In order to better record and disseminate oracle bone research, the laboratory focused on two major things in 2023: On the one hand, it launched the "Oracle Bone Global Digital Return Plan" in cooperation with Tencent SSV, the Anyang Workstation of the Institute of Archaeology of the Chinese Academy of Social Sciences, and the Anyang Cultural Relics Bureau, using cameras with hundreds of millions of pixels to achieve high-fidelity restoration and protection of oracle bones in digital space. On the other hand, the "Amazing Oracle Bone Script" applet jointly launched by the laboratory and Tencent has brought oracle bones closer to the public.

Coincidentally, in order to facilitate scholars to find information on oracle bone splicing more conveniently and shorten the time for data collection in the early stage of research,In early 2023, Yang Yi, Huang Bo, and Cheng Minghui, doctoral students from the Center for Excavated Documents and Ancient Characters Research at Fudan University, jointly created the "Jade and Pearl" oracle bone splicing information database.It brings together more than 6,700 sets of oracle bone splicing results from many scholars since the publication of the "Oracle Bone Collection". It has not only become an online tool for the academic community to search for major oracle bone splicing results, but also allows many oracle bone enthusiasts outside the "ivory tower" to have the opportunity to participate in the work of solving oracle bone fragments and provide corrections and new oracle bone splicing information.

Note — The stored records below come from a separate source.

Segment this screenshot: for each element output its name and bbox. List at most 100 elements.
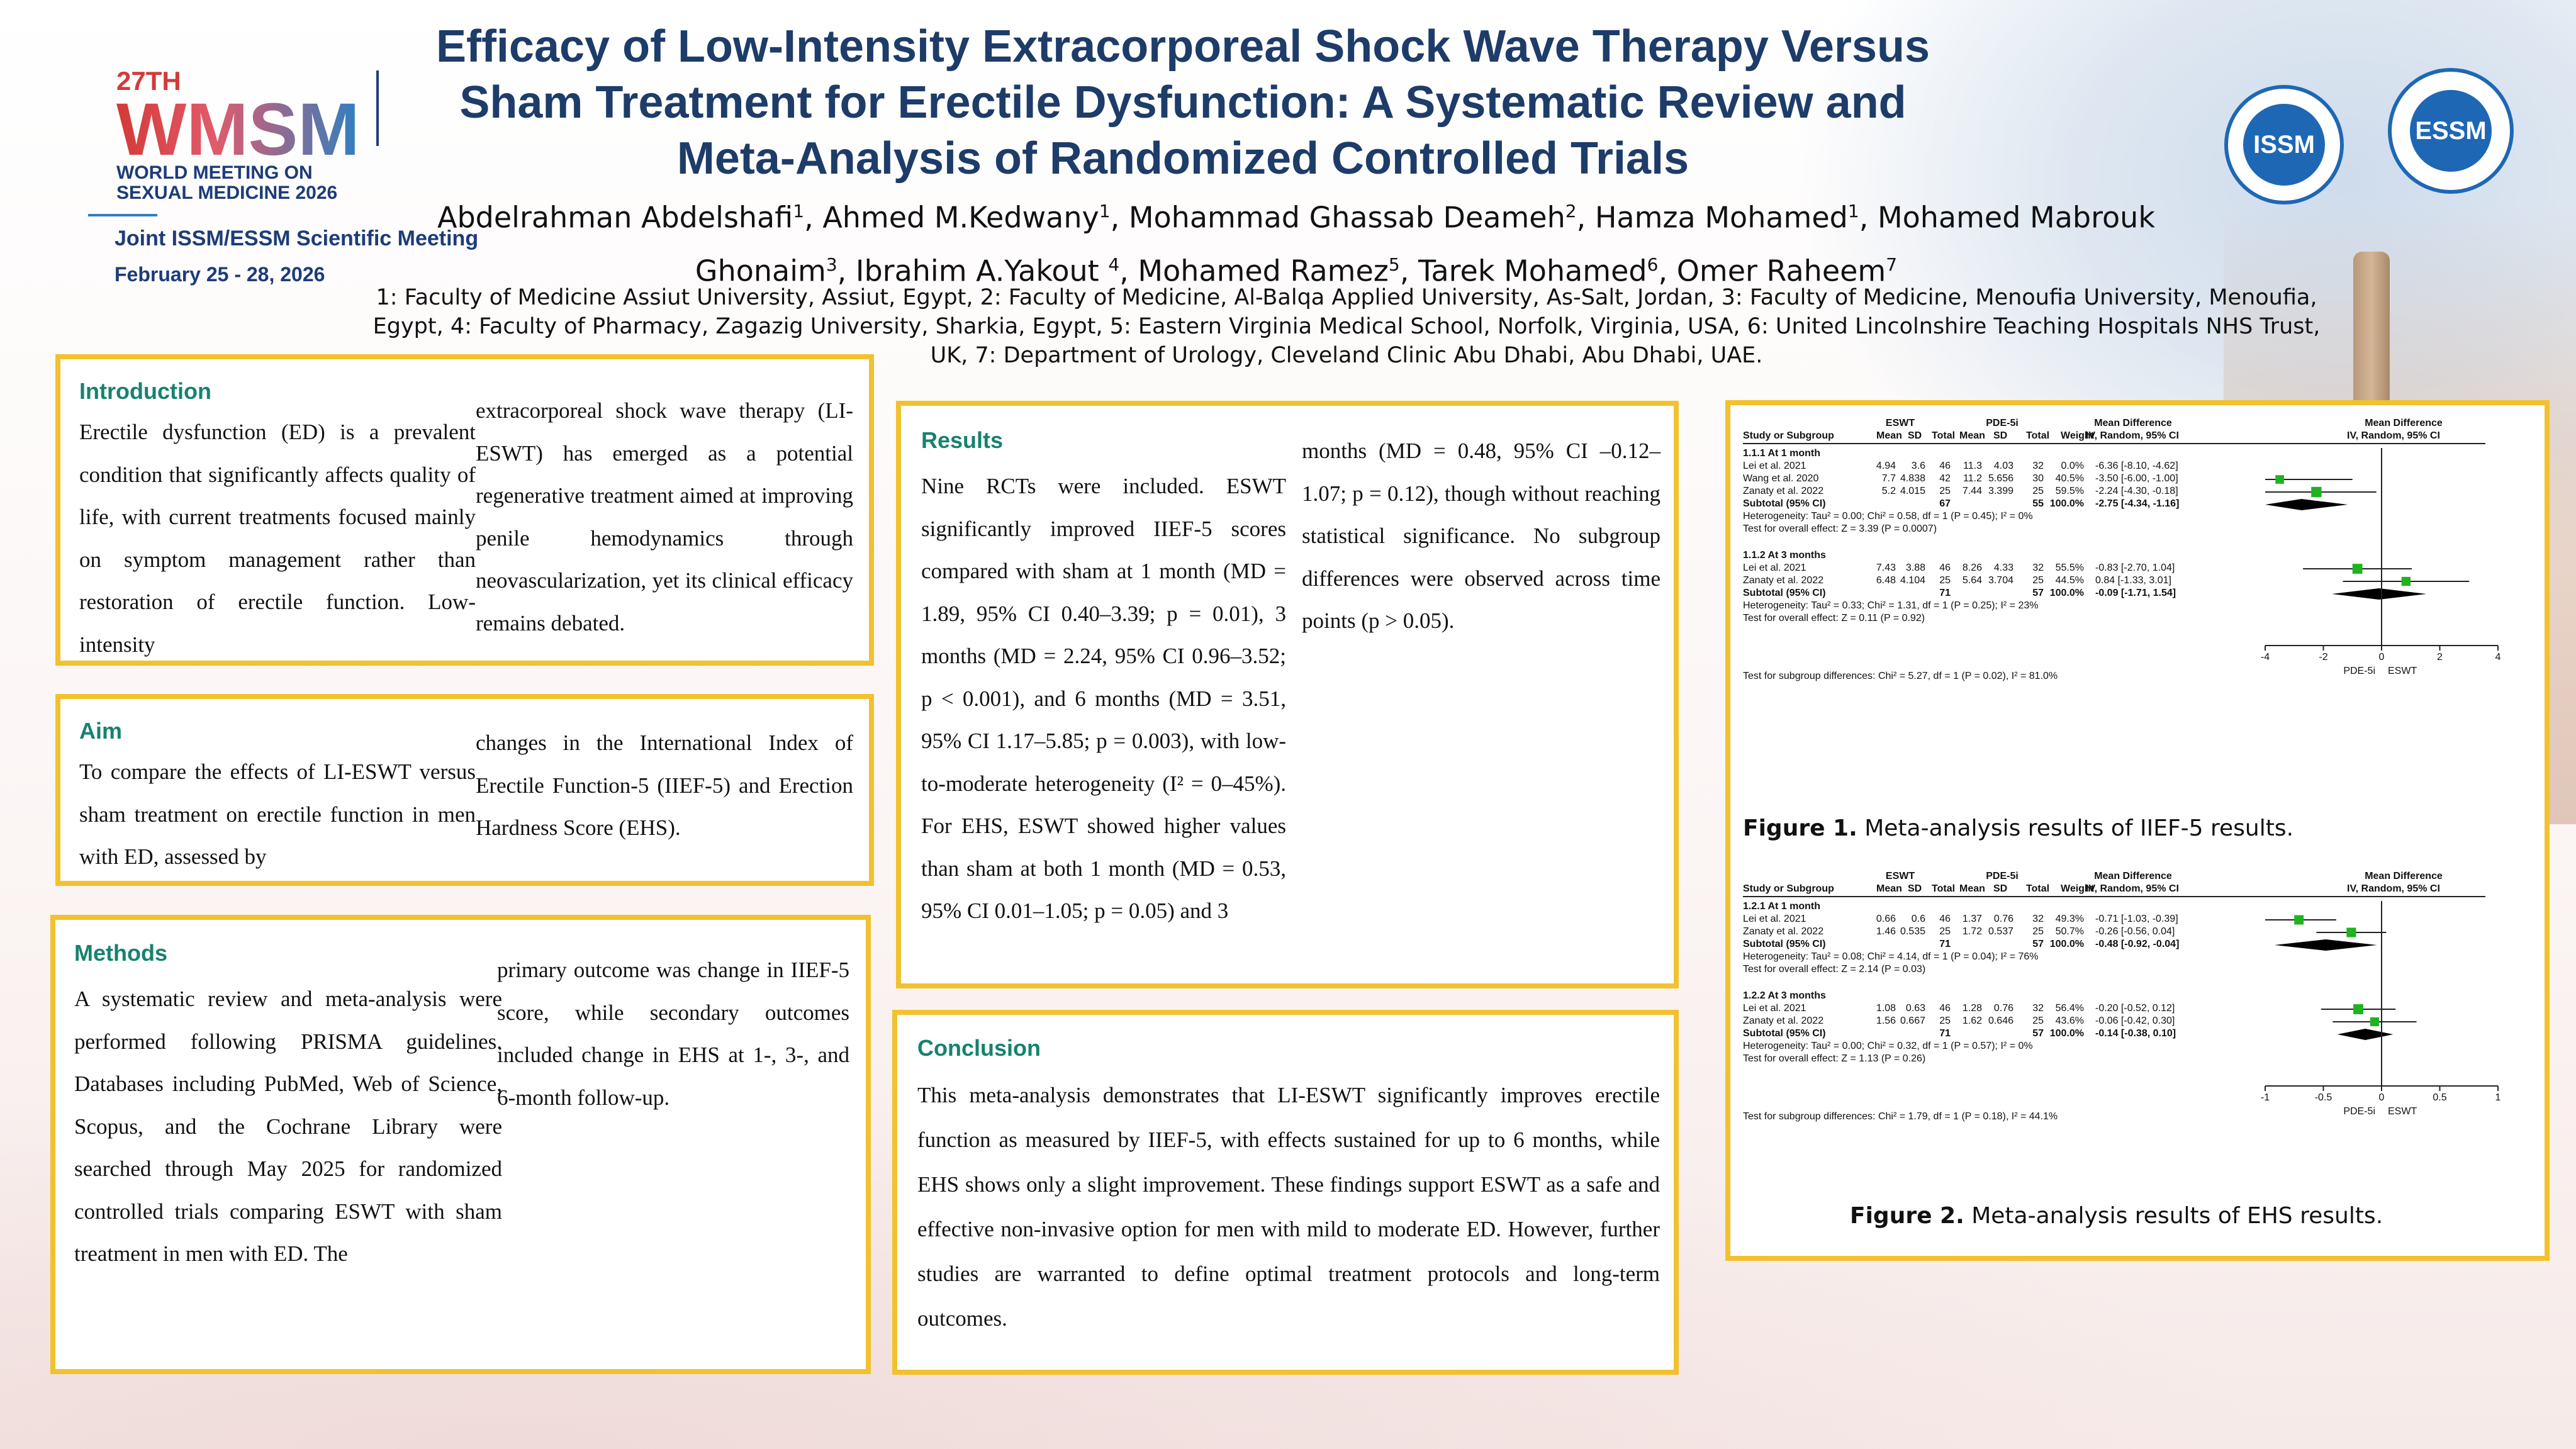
forest-header-md: Mean Difference: [2094, 418, 2172, 428]
figure-1-text: Meta-analysis results of IIEF-5 results.: [1857, 815, 2294, 841]
forest-col-header: Total: [2026, 430, 2050, 441]
methods-col-1: A systematic review and meta-analysis we…: [74, 978, 502, 1275]
forest-header-group2: PDE-5i: [1986, 418, 2019, 428]
forest-tick-label: -2: [2319, 652, 2328, 663]
forest-cell-mean2: 1.72: [1962, 926, 1982, 937]
introduction-col-2: extracorporeal shock wave therapy (LI-ES…: [476, 389, 853, 644]
introduction-text-1: Erectile dysfunction (ED) is a prevalent…: [79, 420, 476, 657]
forest-cell-total1: 42: [1939, 473, 1951, 484]
forest-subtotal-total1: 71: [1939, 1028, 1951, 1039]
forest-point-square: [2311, 486, 2322, 498]
forest-study-name: Lei et al. 2021: [1743, 914, 1806, 924]
forest-subtotal-diamond: [2274, 939, 2377, 951]
forest-study-name: Zanaty et al. 2022: [1743, 575, 1824, 586]
forest-subgroup-label: 1.1.2 At 3 months: [1743, 550, 1826, 561]
forest-col-header: SD: [1908, 430, 1922, 441]
author-name: Ghonaim: [695, 254, 826, 288]
forest-tick-label: 4: [2495, 652, 2501, 663]
forest-cell-ci: -3.50 [-6.00, -1.00]: [2095, 473, 2178, 484]
meeting-name: Joint ISSM/ESSM Scientific Meeting: [115, 227, 479, 250]
forest-cell-total2: 32: [2032, 1003, 2044, 1014]
forest-header-md-plot: Mean Difference: [2365, 418, 2443, 428]
forest-col-header: Mean: [1876, 430, 1902, 441]
forest-point-square: [2370, 1017, 2379, 1027]
forest-col-header: Total: [2026, 883, 2050, 894]
author-line-1: Abdelrahman Abdelshafi1, Ahmed M.Kedwany…: [437, 200, 2155, 235]
author-affiliation-number: 1: [1847, 201, 1859, 221]
forest-cell-mean2: 11.2: [1963, 473, 1982, 484]
forest-study-name: Zanaty et al. 2022: [1743, 1015, 1824, 1026]
forest-subtotal-diamond: [2265, 499, 2348, 510]
table-rule: [1743, 443, 2485, 444]
author-affiliation-number: 1: [793, 201, 805, 221]
forest-cell-weight: 55.5%: [2055, 562, 2084, 573]
author-affiliation-number: 5: [1388, 254, 1400, 276]
forest-point-square: [2352, 564, 2363, 574]
forest-cell-mean1: 6.48: [1876, 575, 1896, 586]
forest-cell-mean1: 7.7: [1881, 473, 1896, 484]
forest-cell-mean1: 1.56: [1876, 1015, 1896, 1026]
forest-cell-sd1: 4.015: [1900, 486, 1925, 496]
forest-cell-total1: 25: [1939, 926, 1951, 937]
forest-col-header: Mean: [1959, 430, 1985, 441]
issm-seal-text: ISSM: [2243, 104, 2325, 186]
forest-cell-total1: 46: [1939, 562, 1951, 573]
forest-cell-mean1: 7.43: [1876, 562, 1896, 573]
forest-heterogeneity: Heterogeneity: Tau² = 0.00; Chi² = 0.32,…: [1743, 1041, 2033, 1051]
forest-col-header: SD: [1908, 883, 1922, 894]
forest-heterogeneity: Heterogeneity: Tau² = 0.00; Chi² = 0.58,…: [1743, 511, 2033, 522]
forest-cell-sd2: 3.704: [1988, 575, 2013, 586]
forest-cell-weight: 59.5%: [2055, 486, 2084, 496]
results-text-2: months (MD = 0.48, 95% CI –0.12–1.07; p …: [1302, 439, 1660, 633]
author-name: Abdelrahman Abdelshafi: [437, 200, 793, 235]
aim-heading: Aim: [79, 718, 123, 744]
logo-underline: [88, 214, 157, 216]
author-name: Ahmed M.Kedwany: [822, 200, 1099, 235]
forest-col-header: Total: [1932, 883, 1956, 894]
forest-col-header: Weight: [2061, 883, 2095, 894]
forest-header-group2: PDE-5i: [1986, 871, 2019, 881]
figure-2-text: Meta-analysis results of EHS results.: [1964, 1203, 2383, 1229]
forest-cell-ci: -0.26 [-0.56, 0.04]: [2095, 926, 2175, 937]
forest-cell-sd2: 4.03: [1993, 461, 2013, 471]
results-col-2: months (MD = 0.48, 95% CI –0.12–1.07; p …: [1302, 430, 1660, 642]
forest-tick-label: 2: [2437, 652, 2443, 663]
forest-subtotal-weight: 100.0%: [2049, 1028, 2084, 1039]
author-name: Omer Raheem: [1676, 254, 1886, 288]
forest-subtotal-total2: 57: [2032, 588, 2044, 598]
forest-subtotal-ci: -0.14 [-0.38, 0.10]: [2095, 1028, 2176, 1039]
forest-cell-sd1: 0.63: [1905, 1003, 1925, 1014]
forest-subtotal-ci: -0.09 [-1.71, 1.54]: [2095, 588, 2176, 598]
forest-cell-total2: 25: [2032, 926, 2044, 937]
forest-study-name: Lei et al. 2021: [1743, 1003, 1806, 1014]
forest-plot-iief5: ESWT PDE-5i Mean Difference Mean Difference…: [1743, 418, 2536, 783]
forest-cell-sd1: 3.6: [1911, 461, 1925, 471]
forest-cell-sd2: 0.537: [1988, 926, 2013, 937]
forest-cell-weight: 50.7%: [2055, 926, 2084, 937]
forest-subtotal-total1: 71: [1939, 588, 1951, 598]
forest-plot-svg: [2265, 448, 2499, 651]
figure-1-caption: Figure 1. Meta-analysis results of IIEF-…: [1743, 815, 2293, 841]
conclusion-text: This meta-analysis demonstrates that LI-…: [917, 1083, 1660, 1331]
author-name: Mohamed Ramez: [1138, 254, 1389, 288]
introduction-text-2: extracorporeal shock wave therapy (LI-ES…: [476, 398, 853, 635]
forest-cell-sd2: 0.646: [1988, 1015, 2013, 1026]
author-list: Abdelrahman Abdelshafi1, Ahmed M.Kedwany…: [403, 187, 2190, 295]
author-line-2: Ghonaim3, Ibrahim A.Yakout 4, Mohamed Ra…: [695, 254, 1898, 288]
forest-cell-total2: 25: [2032, 575, 2044, 586]
forest-cell-sd2: 0.76: [1993, 914, 2013, 924]
author-name: Tarek Mohamed: [1418, 254, 1647, 288]
figure-2-caption: Figure 2. Meta-analysis results of EHS r…: [1850, 1203, 2383, 1229]
forest-subtotal-weight: 100.0%: [2049, 588, 2084, 598]
forest-study-name: Zanaty et al. 2022: [1743, 926, 1824, 937]
forest-subtotal-label: Subtotal (95% CI): [1743, 1028, 1826, 1039]
forest-subtotal-total2: 57: [2032, 939, 2044, 949]
forest-col-header: SD: [1993, 883, 2008, 894]
forest-cell-weight: 44.5%: [2055, 575, 2084, 586]
forest-subtotal-label: Subtotal (95% CI): [1743, 939, 1826, 949]
forest-col-header: Weight: [2061, 430, 2095, 441]
forest-header-md-plot-sub: IV, Random, 95% CI: [2347, 883, 2440, 894]
methods-heading: Methods: [74, 940, 167, 966]
forest-cell-sd2: 4.33: [1993, 562, 2013, 573]
logo-acronym: WMSM: [116, 88, 360, 171]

It can be seen that with the help of digital technologies such as big data, cloud computing, and artificial intelligence, oracle bone inscription research has entered a new era. As research continues to deepen, I believe that this "unpopular and unique" technique will eventually be cracked to reveal more codes in the near future, and will play a very important role in deciphering other ancient characters.